Consider a hyperbola $$H$$ having centre at the origin and foci on the $$x$$-axis. Let $$C_1$$ be the circle touching the hyperbola $$H$$ and having the centre at the origin. Let $$C_2$$ be the circle touching the hyperbola $$H$$ at its vertex and having the centre at one of its foci. If areas (in sq units) of $$C_1$$ and $$C_2$$ are $$36\pi$$ and $$4\pi$$, respectively, then the length (in units) of latus rectum of $$H$$ is

A hyperbola $$H$$ centered at the origin with foci on the x-axis is given, and a circle $$C_1$$ centered at the origin touches $$H$$ and has area $$36\pi$$ while another circle $$C_2$$ centered at one focus touches $$H$$ at its vertex and has area $$4\pi$$.

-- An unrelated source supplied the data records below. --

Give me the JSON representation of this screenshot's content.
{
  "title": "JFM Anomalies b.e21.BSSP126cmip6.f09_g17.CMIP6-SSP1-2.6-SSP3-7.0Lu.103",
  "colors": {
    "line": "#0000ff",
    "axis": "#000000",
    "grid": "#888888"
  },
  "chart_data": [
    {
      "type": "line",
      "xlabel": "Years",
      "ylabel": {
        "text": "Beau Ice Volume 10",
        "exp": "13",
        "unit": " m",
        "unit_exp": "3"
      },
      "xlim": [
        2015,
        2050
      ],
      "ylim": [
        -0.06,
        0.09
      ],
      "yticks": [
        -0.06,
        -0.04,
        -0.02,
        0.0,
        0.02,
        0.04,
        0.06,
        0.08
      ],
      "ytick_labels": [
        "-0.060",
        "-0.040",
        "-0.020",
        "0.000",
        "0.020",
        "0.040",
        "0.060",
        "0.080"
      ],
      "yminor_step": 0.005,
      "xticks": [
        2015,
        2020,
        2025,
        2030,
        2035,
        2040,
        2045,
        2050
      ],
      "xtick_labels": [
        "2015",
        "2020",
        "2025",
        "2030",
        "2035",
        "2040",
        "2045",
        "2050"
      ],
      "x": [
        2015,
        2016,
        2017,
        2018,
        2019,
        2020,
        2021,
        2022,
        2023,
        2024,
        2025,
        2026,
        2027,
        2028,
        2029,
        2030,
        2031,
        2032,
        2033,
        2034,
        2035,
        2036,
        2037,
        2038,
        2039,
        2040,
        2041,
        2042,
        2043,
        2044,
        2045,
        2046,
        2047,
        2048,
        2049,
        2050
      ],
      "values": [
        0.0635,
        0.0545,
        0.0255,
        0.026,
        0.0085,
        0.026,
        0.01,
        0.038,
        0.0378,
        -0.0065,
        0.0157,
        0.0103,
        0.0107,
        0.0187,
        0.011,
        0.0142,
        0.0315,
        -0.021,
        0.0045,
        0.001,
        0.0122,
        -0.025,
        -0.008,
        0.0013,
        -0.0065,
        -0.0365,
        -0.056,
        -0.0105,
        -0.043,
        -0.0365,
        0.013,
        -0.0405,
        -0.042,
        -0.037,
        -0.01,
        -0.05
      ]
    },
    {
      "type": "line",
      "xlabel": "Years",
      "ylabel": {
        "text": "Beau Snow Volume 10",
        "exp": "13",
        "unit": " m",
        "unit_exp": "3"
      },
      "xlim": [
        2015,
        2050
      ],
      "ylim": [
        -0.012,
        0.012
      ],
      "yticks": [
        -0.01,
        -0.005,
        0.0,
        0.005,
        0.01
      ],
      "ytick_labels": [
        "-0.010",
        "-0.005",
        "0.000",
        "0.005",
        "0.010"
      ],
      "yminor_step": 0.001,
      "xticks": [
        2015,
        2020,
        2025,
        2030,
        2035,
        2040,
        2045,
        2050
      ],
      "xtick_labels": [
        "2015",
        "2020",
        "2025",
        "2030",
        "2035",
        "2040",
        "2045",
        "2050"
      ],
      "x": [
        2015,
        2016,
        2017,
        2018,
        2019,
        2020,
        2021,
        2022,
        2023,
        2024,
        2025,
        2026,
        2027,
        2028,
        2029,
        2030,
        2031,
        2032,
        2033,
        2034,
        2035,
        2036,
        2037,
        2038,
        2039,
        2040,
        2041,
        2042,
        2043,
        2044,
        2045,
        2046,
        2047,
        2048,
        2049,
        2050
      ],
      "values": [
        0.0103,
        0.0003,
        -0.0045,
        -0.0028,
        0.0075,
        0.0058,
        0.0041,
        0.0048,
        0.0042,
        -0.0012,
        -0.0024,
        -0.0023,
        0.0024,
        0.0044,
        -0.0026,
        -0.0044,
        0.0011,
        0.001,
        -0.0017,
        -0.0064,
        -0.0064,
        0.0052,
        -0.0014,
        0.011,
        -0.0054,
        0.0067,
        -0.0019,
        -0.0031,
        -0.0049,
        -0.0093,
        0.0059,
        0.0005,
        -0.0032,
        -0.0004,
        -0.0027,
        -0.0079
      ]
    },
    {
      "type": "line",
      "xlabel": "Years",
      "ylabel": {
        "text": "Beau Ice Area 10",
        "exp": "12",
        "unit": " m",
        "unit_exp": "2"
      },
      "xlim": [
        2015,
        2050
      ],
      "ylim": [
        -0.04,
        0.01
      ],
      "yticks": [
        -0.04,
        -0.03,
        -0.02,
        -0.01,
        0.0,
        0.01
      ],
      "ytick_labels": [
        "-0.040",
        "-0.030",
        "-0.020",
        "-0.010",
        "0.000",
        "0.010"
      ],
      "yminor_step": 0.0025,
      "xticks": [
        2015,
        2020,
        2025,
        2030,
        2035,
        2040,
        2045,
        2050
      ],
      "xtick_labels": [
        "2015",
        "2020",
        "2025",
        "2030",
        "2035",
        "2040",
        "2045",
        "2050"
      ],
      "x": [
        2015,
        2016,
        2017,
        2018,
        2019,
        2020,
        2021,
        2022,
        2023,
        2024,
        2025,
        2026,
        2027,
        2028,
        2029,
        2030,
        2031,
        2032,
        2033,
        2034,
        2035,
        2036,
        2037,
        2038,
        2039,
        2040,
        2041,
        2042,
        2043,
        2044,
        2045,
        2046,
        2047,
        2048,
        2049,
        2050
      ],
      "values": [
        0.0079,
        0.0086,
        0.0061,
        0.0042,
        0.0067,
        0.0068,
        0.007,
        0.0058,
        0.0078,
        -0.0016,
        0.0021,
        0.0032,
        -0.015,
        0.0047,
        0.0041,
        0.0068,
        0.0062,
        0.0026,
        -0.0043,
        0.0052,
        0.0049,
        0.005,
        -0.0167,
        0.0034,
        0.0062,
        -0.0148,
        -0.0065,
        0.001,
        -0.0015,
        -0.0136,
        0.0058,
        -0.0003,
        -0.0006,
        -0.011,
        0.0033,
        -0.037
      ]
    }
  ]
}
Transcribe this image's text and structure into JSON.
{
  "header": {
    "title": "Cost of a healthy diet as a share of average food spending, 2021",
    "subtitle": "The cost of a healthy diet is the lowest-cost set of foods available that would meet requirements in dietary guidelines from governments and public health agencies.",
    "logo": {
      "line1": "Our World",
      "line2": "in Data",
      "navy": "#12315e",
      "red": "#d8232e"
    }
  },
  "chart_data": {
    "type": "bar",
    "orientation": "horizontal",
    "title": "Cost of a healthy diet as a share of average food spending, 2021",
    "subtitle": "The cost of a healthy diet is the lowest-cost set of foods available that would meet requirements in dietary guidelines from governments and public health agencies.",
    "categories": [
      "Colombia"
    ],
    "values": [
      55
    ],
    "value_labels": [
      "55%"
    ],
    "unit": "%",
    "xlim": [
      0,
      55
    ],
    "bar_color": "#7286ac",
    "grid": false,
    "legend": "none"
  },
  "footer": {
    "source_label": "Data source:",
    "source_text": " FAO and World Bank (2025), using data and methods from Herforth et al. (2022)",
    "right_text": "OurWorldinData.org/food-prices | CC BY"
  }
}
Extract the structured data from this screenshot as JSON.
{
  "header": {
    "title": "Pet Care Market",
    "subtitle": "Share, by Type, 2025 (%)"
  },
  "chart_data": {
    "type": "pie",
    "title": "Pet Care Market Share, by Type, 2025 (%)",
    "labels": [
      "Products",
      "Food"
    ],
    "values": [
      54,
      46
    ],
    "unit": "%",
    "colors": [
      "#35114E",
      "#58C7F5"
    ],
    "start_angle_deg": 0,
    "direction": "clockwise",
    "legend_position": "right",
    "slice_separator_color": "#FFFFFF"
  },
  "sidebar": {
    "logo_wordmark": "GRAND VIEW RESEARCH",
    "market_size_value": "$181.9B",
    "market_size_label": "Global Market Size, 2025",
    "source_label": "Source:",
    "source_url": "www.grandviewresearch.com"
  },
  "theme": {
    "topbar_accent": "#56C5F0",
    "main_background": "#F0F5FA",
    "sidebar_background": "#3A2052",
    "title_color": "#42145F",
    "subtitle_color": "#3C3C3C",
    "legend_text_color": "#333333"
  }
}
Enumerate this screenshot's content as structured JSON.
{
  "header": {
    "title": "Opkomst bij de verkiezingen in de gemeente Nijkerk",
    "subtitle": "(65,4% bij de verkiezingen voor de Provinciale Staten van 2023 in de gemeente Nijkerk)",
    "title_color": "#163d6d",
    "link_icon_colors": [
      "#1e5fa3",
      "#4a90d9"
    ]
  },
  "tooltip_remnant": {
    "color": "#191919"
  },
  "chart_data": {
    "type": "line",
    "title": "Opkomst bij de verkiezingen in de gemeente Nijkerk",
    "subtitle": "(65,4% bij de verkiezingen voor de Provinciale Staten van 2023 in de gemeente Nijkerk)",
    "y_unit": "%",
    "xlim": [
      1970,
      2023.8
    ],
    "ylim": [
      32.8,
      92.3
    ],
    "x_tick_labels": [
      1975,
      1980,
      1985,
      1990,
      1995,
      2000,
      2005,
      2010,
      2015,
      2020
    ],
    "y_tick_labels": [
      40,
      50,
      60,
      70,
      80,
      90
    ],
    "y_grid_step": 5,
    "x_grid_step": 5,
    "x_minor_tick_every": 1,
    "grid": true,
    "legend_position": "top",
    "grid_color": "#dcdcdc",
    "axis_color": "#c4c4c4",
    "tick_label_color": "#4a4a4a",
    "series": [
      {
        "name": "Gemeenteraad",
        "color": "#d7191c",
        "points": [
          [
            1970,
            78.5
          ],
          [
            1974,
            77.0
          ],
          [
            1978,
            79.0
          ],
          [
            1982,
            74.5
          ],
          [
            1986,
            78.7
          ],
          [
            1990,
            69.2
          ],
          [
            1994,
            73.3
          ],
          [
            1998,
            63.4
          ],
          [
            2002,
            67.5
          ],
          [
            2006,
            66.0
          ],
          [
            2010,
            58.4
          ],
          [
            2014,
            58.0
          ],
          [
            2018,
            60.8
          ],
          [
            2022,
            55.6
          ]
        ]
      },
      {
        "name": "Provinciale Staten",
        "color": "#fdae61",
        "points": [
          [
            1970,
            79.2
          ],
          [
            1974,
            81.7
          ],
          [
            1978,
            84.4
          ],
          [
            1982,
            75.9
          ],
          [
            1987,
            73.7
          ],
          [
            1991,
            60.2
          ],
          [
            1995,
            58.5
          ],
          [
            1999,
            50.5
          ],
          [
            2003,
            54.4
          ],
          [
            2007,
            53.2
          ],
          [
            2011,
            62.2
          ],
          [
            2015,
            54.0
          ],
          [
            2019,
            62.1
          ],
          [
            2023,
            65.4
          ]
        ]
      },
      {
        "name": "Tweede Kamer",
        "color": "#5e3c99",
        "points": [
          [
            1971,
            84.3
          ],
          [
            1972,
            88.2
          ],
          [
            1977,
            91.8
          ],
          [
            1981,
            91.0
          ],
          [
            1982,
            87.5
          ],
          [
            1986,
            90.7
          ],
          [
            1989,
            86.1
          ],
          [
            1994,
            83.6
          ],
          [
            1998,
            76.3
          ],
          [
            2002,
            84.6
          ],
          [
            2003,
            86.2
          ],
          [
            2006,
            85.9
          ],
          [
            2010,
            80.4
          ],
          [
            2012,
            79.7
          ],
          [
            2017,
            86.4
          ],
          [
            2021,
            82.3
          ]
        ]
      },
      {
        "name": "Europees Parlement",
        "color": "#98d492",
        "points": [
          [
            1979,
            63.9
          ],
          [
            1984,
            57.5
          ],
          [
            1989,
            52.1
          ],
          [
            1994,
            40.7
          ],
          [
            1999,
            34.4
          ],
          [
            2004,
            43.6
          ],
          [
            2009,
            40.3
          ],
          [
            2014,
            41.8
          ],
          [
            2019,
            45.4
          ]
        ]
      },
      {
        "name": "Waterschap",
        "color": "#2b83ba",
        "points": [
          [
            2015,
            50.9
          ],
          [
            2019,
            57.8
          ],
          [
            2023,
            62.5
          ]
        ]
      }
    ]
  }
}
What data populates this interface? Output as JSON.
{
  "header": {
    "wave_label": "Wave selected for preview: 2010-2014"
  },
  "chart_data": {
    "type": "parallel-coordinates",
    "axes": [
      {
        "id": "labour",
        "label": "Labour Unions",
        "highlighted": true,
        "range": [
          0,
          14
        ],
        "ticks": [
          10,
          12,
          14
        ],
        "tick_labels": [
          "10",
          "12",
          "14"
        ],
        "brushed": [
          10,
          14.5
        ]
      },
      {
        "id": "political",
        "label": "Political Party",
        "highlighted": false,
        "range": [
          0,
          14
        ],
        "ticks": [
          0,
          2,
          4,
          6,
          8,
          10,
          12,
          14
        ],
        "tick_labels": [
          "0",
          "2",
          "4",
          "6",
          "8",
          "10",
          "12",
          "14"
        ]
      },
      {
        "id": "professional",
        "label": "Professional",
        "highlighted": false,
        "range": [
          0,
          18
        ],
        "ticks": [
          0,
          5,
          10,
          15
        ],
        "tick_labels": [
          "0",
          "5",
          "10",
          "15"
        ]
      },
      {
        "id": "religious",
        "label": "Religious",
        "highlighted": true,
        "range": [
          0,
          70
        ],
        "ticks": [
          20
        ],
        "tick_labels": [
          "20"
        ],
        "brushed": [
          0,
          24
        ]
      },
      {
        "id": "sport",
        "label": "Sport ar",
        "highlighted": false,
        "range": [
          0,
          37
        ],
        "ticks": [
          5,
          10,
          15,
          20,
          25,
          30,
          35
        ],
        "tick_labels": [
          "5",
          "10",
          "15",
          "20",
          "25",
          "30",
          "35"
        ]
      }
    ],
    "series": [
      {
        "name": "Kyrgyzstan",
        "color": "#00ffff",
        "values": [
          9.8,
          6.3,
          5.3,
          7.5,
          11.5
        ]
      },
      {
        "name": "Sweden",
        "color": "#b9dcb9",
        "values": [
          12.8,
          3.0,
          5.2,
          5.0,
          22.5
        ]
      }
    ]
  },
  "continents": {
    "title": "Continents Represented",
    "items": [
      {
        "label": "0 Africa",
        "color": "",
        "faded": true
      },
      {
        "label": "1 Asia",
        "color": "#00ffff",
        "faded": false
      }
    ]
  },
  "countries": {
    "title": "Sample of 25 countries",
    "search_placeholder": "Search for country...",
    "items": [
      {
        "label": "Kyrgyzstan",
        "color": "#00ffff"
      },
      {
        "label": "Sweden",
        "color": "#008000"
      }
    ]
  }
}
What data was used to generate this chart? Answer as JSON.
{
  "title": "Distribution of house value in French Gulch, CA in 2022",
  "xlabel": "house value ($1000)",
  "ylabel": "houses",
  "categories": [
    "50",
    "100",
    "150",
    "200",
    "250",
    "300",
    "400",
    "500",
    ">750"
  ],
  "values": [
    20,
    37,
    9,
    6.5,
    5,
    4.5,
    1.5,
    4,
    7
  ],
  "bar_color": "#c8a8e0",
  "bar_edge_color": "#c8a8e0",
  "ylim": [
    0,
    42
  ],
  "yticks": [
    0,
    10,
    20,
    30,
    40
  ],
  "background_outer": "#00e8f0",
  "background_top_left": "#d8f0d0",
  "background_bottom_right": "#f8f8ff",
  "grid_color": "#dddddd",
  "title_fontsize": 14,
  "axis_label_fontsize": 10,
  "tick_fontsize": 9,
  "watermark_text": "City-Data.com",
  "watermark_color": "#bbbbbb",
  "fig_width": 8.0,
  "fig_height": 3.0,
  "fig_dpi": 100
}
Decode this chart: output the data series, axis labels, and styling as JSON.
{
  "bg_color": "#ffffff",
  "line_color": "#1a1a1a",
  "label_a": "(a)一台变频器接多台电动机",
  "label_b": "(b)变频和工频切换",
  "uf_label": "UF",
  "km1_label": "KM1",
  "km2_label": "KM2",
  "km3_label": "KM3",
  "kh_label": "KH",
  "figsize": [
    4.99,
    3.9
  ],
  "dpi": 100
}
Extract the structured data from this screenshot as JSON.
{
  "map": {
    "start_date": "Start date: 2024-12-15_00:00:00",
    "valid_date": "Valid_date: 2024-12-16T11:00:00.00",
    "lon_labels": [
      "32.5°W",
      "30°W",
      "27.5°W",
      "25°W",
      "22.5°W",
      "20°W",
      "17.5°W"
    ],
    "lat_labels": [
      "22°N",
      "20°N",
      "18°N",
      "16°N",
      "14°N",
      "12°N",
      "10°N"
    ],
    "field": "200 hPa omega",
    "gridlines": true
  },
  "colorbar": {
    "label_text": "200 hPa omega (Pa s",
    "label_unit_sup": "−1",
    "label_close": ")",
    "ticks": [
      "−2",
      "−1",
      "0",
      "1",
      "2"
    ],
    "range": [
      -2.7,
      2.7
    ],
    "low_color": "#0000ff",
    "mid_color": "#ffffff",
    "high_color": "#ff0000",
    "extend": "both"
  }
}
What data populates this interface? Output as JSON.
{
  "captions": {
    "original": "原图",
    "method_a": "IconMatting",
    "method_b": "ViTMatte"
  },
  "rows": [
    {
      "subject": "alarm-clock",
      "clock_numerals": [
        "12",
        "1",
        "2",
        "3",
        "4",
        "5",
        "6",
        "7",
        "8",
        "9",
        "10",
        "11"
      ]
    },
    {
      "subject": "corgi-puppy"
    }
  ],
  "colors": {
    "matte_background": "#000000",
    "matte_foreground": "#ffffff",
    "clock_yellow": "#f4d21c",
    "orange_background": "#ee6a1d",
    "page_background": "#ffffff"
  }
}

From the areas we get $$r_1^2 = 36 \implies r_1 = 6$$ and $$r_2^2 = 4 \implies r_2 = 2$$.

The circle $$C_1$$ is tangent to the hyperbola $$\frac{x^2}{a^2} - \frac{y^2}{b^2} = 1$$ at its closest point to the origin, namely the vertex $$(a,0)$$, so $$r_1 = a = 6$$.

Since the circle $$C_2$$ is centered at the focus $$(ae,0)$$ and touches the hyperbola at the vertex $$(a,0)$$, its radius is the distance from the focus to the vertex: $$r_2 = ae - a = a(e - 1) = 6(e - 1) = 2 \implies e - 1 = \frac{1}{3} \implies e = \frac{4}{3}$$.

Then $$b^2 = a^2(e^2 - 1) = 36\left(\frac{16}{9} - 1\right) = 36 \times \frac{7}{9} = 28$$.

Finally, the length of the latus rectum is $$\ell = \frac{2b^2}{a} = \frac{2 \times 28}{6} = \frac{56}{6} = \frac{28}{3}$$, so the correct answer is Option B: $$\frac{28}{3}$$.